Uma questão que muito importa: aderir ao Príncipe Regente Pedro ou construir, com a força de milhões de nascidos no Brasil, uma comunidade nacional independente neste trópico, a exemplo do que já acontecera então na parte norte do continente e ao redor do próprio Brasil?
Por que se realça esse sentido de adesismo na ação dos piauienses? Trata-se de um modo calculado de afastar a compreensão do processo enquanto aspiração de liberdade real da maioria do povo. Os meros adesistas queriam, no máximo, uma separação do Brasil em relação a Portugal sem nenhum impacto na vida social comum, isto é, da maioria da população.
Há registros de que o Piauí de 1823 tinha em torno de 90 mil habitantes e menos de um quarto deles se poderia classificar na categoria étnica de branco. A maioria expressiva feita de africanos e índios, e sua descendência, população, enfim, de trabalhadores sem-terra e despojados socialmente de quase tudo mais.

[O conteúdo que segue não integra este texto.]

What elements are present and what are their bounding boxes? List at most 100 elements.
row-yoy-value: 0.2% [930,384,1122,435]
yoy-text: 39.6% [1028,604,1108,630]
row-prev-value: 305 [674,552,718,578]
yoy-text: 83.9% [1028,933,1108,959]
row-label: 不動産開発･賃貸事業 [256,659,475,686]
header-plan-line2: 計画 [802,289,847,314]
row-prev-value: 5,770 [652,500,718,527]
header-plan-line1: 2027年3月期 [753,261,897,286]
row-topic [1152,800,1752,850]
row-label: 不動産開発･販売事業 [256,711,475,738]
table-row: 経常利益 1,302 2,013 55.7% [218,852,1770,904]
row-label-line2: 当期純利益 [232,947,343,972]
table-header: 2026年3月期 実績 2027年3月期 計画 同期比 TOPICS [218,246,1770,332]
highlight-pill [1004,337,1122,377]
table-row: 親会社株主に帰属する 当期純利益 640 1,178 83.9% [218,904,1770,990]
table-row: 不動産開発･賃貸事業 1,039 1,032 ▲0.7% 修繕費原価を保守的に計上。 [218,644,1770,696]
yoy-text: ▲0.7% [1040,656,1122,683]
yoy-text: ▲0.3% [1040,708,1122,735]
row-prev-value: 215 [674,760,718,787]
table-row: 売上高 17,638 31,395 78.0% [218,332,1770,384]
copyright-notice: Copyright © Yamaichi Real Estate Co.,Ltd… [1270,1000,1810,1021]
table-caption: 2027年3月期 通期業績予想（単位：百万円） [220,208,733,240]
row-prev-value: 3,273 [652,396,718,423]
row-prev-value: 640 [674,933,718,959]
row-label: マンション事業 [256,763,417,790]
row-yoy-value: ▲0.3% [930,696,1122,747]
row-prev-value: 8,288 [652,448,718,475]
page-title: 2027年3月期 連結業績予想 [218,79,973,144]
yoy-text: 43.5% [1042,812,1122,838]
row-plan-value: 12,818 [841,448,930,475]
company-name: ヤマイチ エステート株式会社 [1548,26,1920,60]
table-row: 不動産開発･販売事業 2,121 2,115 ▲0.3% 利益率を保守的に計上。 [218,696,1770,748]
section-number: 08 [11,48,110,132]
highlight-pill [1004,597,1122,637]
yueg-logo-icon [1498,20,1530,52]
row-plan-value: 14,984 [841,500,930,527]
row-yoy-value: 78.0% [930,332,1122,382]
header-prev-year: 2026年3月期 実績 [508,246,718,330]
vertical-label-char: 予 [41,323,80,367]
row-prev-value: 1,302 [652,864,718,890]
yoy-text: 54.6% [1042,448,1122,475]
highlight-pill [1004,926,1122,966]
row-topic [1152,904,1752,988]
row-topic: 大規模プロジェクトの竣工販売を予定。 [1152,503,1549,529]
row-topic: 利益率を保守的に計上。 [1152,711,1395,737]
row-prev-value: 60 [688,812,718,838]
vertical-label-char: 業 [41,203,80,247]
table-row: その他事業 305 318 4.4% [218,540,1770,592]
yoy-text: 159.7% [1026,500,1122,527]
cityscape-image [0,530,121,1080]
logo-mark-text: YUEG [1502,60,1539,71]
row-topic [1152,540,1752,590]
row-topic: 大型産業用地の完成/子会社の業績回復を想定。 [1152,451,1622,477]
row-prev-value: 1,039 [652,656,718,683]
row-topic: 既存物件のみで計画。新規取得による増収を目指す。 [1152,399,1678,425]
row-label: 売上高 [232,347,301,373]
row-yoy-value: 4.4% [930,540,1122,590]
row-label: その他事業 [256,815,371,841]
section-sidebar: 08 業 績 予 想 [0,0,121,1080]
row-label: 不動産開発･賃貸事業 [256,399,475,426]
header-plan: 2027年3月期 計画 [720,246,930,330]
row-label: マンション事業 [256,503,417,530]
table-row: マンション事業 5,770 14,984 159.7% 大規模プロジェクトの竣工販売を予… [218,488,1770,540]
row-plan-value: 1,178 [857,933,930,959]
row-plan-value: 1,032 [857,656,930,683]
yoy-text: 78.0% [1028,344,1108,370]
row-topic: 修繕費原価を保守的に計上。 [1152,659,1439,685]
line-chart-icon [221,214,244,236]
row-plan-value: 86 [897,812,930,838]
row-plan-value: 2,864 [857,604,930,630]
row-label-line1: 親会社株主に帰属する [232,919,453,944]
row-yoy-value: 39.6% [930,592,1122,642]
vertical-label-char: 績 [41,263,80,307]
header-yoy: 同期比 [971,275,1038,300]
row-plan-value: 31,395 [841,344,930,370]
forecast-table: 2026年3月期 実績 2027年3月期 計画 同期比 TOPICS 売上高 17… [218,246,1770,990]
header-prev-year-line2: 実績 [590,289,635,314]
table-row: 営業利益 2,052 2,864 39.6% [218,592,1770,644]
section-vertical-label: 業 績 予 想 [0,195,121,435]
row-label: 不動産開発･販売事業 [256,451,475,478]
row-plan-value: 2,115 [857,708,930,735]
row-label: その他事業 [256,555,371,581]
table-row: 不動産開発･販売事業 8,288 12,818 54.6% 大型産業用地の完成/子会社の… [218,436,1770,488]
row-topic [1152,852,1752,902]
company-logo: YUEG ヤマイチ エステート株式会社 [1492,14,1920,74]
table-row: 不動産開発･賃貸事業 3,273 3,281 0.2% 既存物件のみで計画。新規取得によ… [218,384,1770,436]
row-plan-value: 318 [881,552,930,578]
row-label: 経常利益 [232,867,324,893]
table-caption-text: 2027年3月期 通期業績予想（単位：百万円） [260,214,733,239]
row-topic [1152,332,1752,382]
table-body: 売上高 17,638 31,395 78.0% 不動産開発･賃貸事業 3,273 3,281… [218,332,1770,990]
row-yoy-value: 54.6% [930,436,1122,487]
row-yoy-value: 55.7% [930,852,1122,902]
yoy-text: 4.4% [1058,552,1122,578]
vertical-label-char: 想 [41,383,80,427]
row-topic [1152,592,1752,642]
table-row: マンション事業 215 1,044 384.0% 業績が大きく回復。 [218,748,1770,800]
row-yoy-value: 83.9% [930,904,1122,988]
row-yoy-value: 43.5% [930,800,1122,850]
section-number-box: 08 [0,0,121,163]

A caracterização da luta no Jenipapo e no Piauí todo como mobilização meramente adesista, repita-se, é o enredo dos fatos que se dá no âmbito da preservação da “ordem” social então vigente. No essencial, ela nega a construção de um ente nacional realmente soberano no chamado concerto das nações.

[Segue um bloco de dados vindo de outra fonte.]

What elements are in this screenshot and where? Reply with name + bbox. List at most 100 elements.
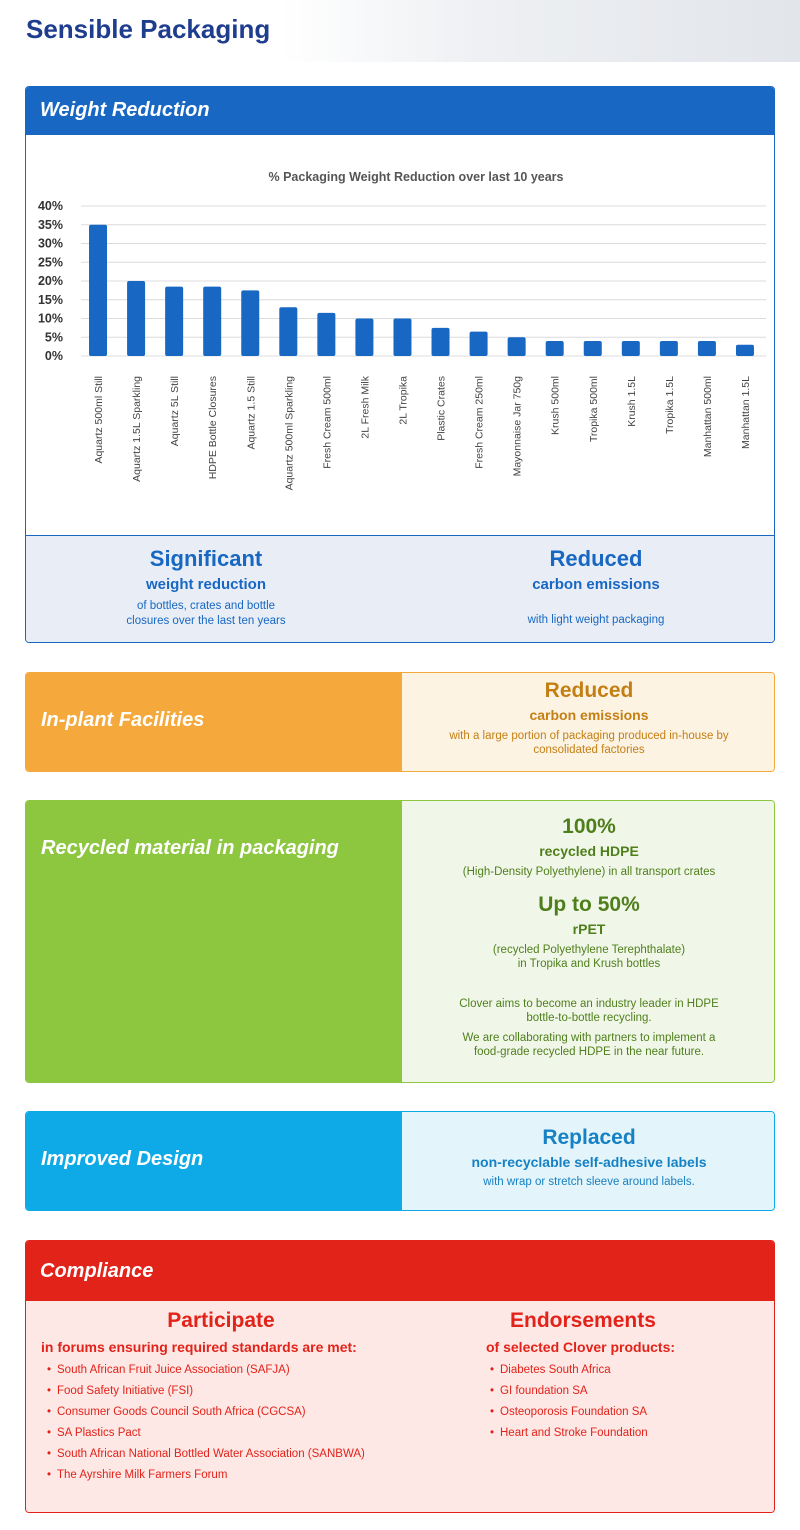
recycled-rpet-percent: Up to 50% xyxy=(538,893,640,916)
x-tick-label: Tropika 1.5L xyxy=(664,376,676,434)
chart-bar xyxy=(165,286,184,356)
chart-bar xyxy=(659,341,678,356)
list-item: • South African National Bottled Water As… xyxy=(41,1447,401,1461)
list-item-text: South African Fruit Juice Association (S… xyxy=(57,1364,290,1376)
x-tick-label: Aquartz 500ml Still xyxy=(93,376,105,464)
x-tick-label: Aquartz 500ml Sparkling xyxy=(283,376,295,491)
endorsements-list: • Diabetes South Africa • GI foundation SA •… xyxy=(484,1363,774,1440)
endorsements-title: Endorsements xyxy=(510,1309,656,1332)
list-item-text: South African National Bottled Water Ass… xyxy=(57,1448,365,1460)
recycled-hdpe-title: recycled HDPE xyxy=(539,843,639,859)
summary-left-text-line2: closures over the last ten years xyxy=(126,615,286,627)
summary-left: Significant weight reduction of bottles,… xyxy=(26,546,386,629)
bullet-icon: • xyxy=(47,1469,52,1481)
compliance-heading: Compliance xyxy=(26,1241,774,1301)
x-tick-label: Aquartz 1.5 Still xyxy=(245,376,257,450)
x-tick-label: HDPE Bottle Closures xyxy=(207,376,219,479)
recycled-note-1-line1: Clover aims to become an industry leader… xyxy=(459,998,719,1010)
recycled-rpet-text: (recycled Polyethylene Terephthalate) in… xyxy=(402,943,774,971)
design-section: Improved Design Replaced non-recyclable … xyxy=(25,1111,775,1211)
list-item: • The Ayrshire Milk Farmers Forum xyxy=(41,1468,401,1482)
inplant-section: In-plant Facilities Reduced carbon emiss… xyxy=(25,672,775,772)
chart-bar xyxy=(317,312,336,356)
participate-list: • South African Fruit Juice Association (… xyxy=(41,1363,401,1482)
weight-reduction-heading: Weight Reduction xyxy=(26,87,774,135)
chart-bar xyxy=(241,290,260,356)
inplant-title: Reduced xyxy=(544,679,634,702)
recycled-note-1: Clover aims to become an industry leader… xyxy=(402,997,774,1025)
list-item: • SA Plastics Pact xyxy=(41,1426,401,1440)
recycled-note-2: We are collaborating with partners to im… xyxy=(402,1031,774,1059)
chart-title: % Packaging Weight Reduction over last 1… xyxy=(268,170,563,184)
x-tick-label: Tropika 500ml xyxy=(588,376,600,442)
design-subtitle: non-recyclable self-adhesive labels xyxy=(471,1154,707,1170)
y-tick-label: 20% xyxy=(38,274,63,288)
chart-bar xyxy=(545,341,564,356)
inplant-label-panel: In-plant Facilities xyxy=(26,673,402,771)
list-item-text: The Ayrshire Milk Farmers Forum xyxy=(57,1469,228,1481)
weight-reduction-summary: Significant weight reduction of bottles,… xyxy=(26,535,774,642)
endorsements-subtitle: of selected Clover products: xyxy=(486,1339,676,1355)
y-tick-label: 0% xyxy=(45,349,63,363)
recycled-label: Recycled material in packaging xyxy=(41,837,339,859)
summary-right-text: with light weight packaging xyxy=(527,614,665,626)
design-label-panel: Improved Design xyxy=(26,1112,402,1210)
recycled-note-1-line2: bottle-to-bottle recycling. xyxy=(526,1012,652,1024)
y-tick-label: 40% xyxy=(38,199,63,213)
summary-right: Reduced carbon emissions with light weig… xyxy=(416,546,774,628)
chart-bar xyxy=(621,341,640,356)
chart-bar xyxy=(697,341,716,356)
summary-left-text: of bottles, crates and bottle closures o… xyxy=(26,599,386,629)
list-item-text: Consumer Goods Council South Africa (CGC… xyxy=(57,1406,306,1418)
x-tick-label: Aquartz 1.5L Sparkling xyxy=(131,376,143,482)
x-tick-label: 2L Tropika xyxy=(397,376,409,425)
bullet-icon: • xyxy=(490,1364,495,1376)
recycled-section: Recycled material in packaging 100% recy… xyxy=(25,800,775,1083)
list-item: • Consumer Goods Council South Africa (CG… xyxy=(41,1405,401,1419)
chart-bar xyxy=(507,337,526,356)
summary-left-title: Significant xyxy=(149,546,263,571)
weight-reduction-chart: % Packaging Weight Reduction over last 1… xyxy=(26,135,774,535)
chart-bar xyxy=(279,307,298,356)
participate-title: Participate xyxy=(167,1309,275,1332)
recycled-hdpe-text: (High-Density Polyethylene) in all trans… xyxy=(462,866,716,878)
y-tick-label: 35% xyxy=(38,218,63,232)
recycled-rpet-text-line1: (recycled Polyethylene Terephthalate) xyxy=(492,944,686,956)
recycled-rpet-title: rPET xyxy=(572,921,606,937)
chart-bar xyxy=(89,224,108,356)
header-band xyxy=(0,0,800,62)
recycled-note-2-line2: food-grade recycled HDPE in the near fut… xyxy=(473,1046,705,1058)
list-item-text: Osteoporosis Foundation SA xyxy=(500,1406,648,1418)
design-text: with wrap or stretch sleeve around label… xyxy=(483,1176,695,1188)
bullet-icon: • xyxy=(47,1427,52,1439)
list-item: • Osteoporosis Foundation SA xyxy=(484,1405,774,1419)
list-item-text: Heart and Stroke Foundation xyxy=(500,1427,648,1439)
list-item: • GI foundation SA xyxy=(484,1384,774,1398)
x-tick-label: Mayonnaise Jar 750g xyxy=(512,376,524,477)
y-tick-label: 30% xyxy=(38,237,63,251)
x-tick-label: Aquartz 5L Still xyxy=(169,376,181,446)
chart-bar xyxy=(393,318,412,356)
y-tick-label: 5% xyxy=(45,330,63,344)
list-item: • Diabetes South Africa xyxy=(484,1363,774,1377)
design-detail-panel: Replaced non-recyclable self-adhesive la… xyxy=(402,1112,774,1210)
inplant-text-line2: consolidated factories xyxy=(533,744,645,756)
bullet-icon: • xyxy=(47,1385,52,1397)
inplant-text-line1: with a large portion of packaging produc… xyxy=(449,730,729,742)
x-tick-label: Fresh Cream 500ml xyxy=(321,376,333,469)
summary-right-subtitle: carbon emissions xyxy=(532,576,660,593)
y-tick-label: 15% xyxy=(38,293,63,307)
recycled-note-2-line1: We are collaborating with partners to im… xyxy=(462,1032,716,1044)
x-tick-label: Fresh Cream 250ml xyxy=(474,376,486,469)
bullet-icon: • xyxy=(47,1448,52,1460)
participate-subtitle: in forums ensuring required standards ar… xyxy=(41,1339,357,1355)
list-item-text: SA Plastics Pact xyxy=(57,1427,141,1439)
recycled-label-panel: Recycled material in packaging xyxy=(26,801,402,1082)
bullet-icon: • xyxy=(490,1385,495,1397)
chart-bar xyxy=(583,341,602,356)
bullet-icon: • xyxy=(47,1364,52,1376)
recycled-hdpe-percent: 100% xyxy=(562,815,616,838)
chart-bar xyxy=(355,318,374,356)
summary-left-subtitle: weight reduction xyxy=(146,576,266,593)
compliance-endorsements: Endorsements of selected Clover products… xyxy=(484,1309,774,1447)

Também se vê estudiosos ressaltando o que seria o caráter restrito à localidade desse combate isso justificando as evidentes omissões historiográficas sobre o Jenipapo quando se trata do exame contextual independentista.
Não, não tem restrito caráter local o acontecimento do Jenipapo. É fácil ver isso, quando se espana o silenciamento seletivo que a historiografia faz sobre ele. A mortandade não contestada de anônimas pessoas é reveladora. “Patriotas”? Creio dizer mais adequadamente que radicais sonhadores da Liberdade, que significa, até hoje, recusa à escravização e direito de ter um pedaço de chão para cultivar a sobrevivência.
A liberdade mencionada por fazendeiros, chefes militares de todos os graus e extrações, burocratas em geral, não é a Liberdade que move o coração e a alma dos socialmente despojados.
A Liberdade dos que não tinham Liberdade – ao contrário da “liberdade” dos donos de escravo e das terras – é que confere ao processo havido no Jenipapo seu maior relevo e interesse. Por que é necessário lembrar o combate no Jenipapo? Para advertir que essa luta é universal, emancipatória e precisa continuar.